The History of Korean Western Theatre is an unflinching excavation of the complex dance between colonization, identity, and culture. In this visionary documentary theatre piece, Jaha Koo and CAMPO delve into how the imposition of Western values has shaped—and at times stifled—Korean theatre and the collective soul of South Korea. Through personal stories and historical insights, the performance offers an intimate yet radical reimagining of the past, all while daring to envision a future free from cultural erasure. It’s a defiant act of reclaiming space, voice, and narrative, and a stark reminder of how history is never simply written—it’s constantly being rewritten. | TICKETS & INFO

 

OUT – Ray Young (UK)

February 8 and 9 | Performance Works

OUT is a fierce, unapologetic celebration of queer resilience, a dance-theatre piece that boldly challenges the status quo while carving out a space for liberation and joy. Ray Young’s Canadian premiere takes us on a journey that dances in solidarity with global 2SLGBTQIA+ movements and confronts the violent histories that have shaped our present. With every movement, OUT visualizes a future where freedom isn’t just imagined but embodied—where queerness is not only reclaimed but celebrated with unapologetic delight. It’s a declaration, a revolt, and above all, a feast for the senses that invites us all to move, feel, and be free. | TICKETS & INFO

 

BOGOTÁ – Andrea Peña & Artists (Canada)

January 31 and February 1 | Vancouver Playhouse

BOGOTÁ is a raw, visceral journey that bends the boundaries of dance, inviting the audience into a world of brutalist landscapes and embodied histories. Choreographed by Andrea Peña, this Western Canadian premiere pulls inspiration from Colombia’s tumultuous political and spiritual heritage, morphing it into a striking physical experience. Through its transgressive movements, BOGOTÁ delves deep into themes of transmutation, resurrection, and the resilience of bodies that refuse to conform. With every step, the performance pays tribute to the rebellion of “deviant” bodies, exploring inherited mythologies and the haunting reality of mortality, all while confronting the legacies of the post-colonial era. It’s an invitation to witness the painful, beautiful, and utterly defiant power of transformation. | TICKETS & INFO

 

Dimanche – Focus & Chaliwaté Companies (Belgium)

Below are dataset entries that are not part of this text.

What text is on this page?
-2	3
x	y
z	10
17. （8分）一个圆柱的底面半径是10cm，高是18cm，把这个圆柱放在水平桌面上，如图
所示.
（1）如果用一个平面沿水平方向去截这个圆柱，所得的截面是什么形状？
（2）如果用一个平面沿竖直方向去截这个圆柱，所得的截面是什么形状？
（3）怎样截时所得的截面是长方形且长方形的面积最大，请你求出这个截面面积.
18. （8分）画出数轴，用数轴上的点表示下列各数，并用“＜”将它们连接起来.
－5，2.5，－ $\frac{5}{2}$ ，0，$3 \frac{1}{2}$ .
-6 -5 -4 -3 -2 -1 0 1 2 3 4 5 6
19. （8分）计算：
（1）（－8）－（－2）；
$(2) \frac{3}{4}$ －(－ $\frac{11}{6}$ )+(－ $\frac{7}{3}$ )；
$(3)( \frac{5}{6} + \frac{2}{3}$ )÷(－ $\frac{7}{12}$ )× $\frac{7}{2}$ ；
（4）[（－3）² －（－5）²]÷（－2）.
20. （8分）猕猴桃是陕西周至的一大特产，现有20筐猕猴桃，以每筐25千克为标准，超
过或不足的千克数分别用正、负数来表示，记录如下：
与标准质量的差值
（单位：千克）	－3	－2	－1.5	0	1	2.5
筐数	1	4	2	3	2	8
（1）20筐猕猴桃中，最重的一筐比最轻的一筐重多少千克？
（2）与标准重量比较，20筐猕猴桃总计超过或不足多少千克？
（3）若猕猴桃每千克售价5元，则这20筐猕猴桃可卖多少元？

February 6, 7, and 8 | Vancouver Playhouse

In Dimanche, the world unravels before our eyes—somewhere between the surreal and the brutally real. Focus & Chaliwaté’s Canadian premiere takes us into the fragile heart of humanity, caught between the comfort of routine and the terror of nature’s rage. As disaster strikes, the characters remain tethered to their old ways, stubbornly clinging to the familiar even as the earth shifts beneath them. With haunting beauty, Dimanche asks a lingering question: How long can we turn a blind eye to the catastrophes that are already unfolding? | TICKETS & INFO

 

PuSh International Performing Arts Festival runs Jan. 23 to Feb. 9 at various venues around Vancouver, BC.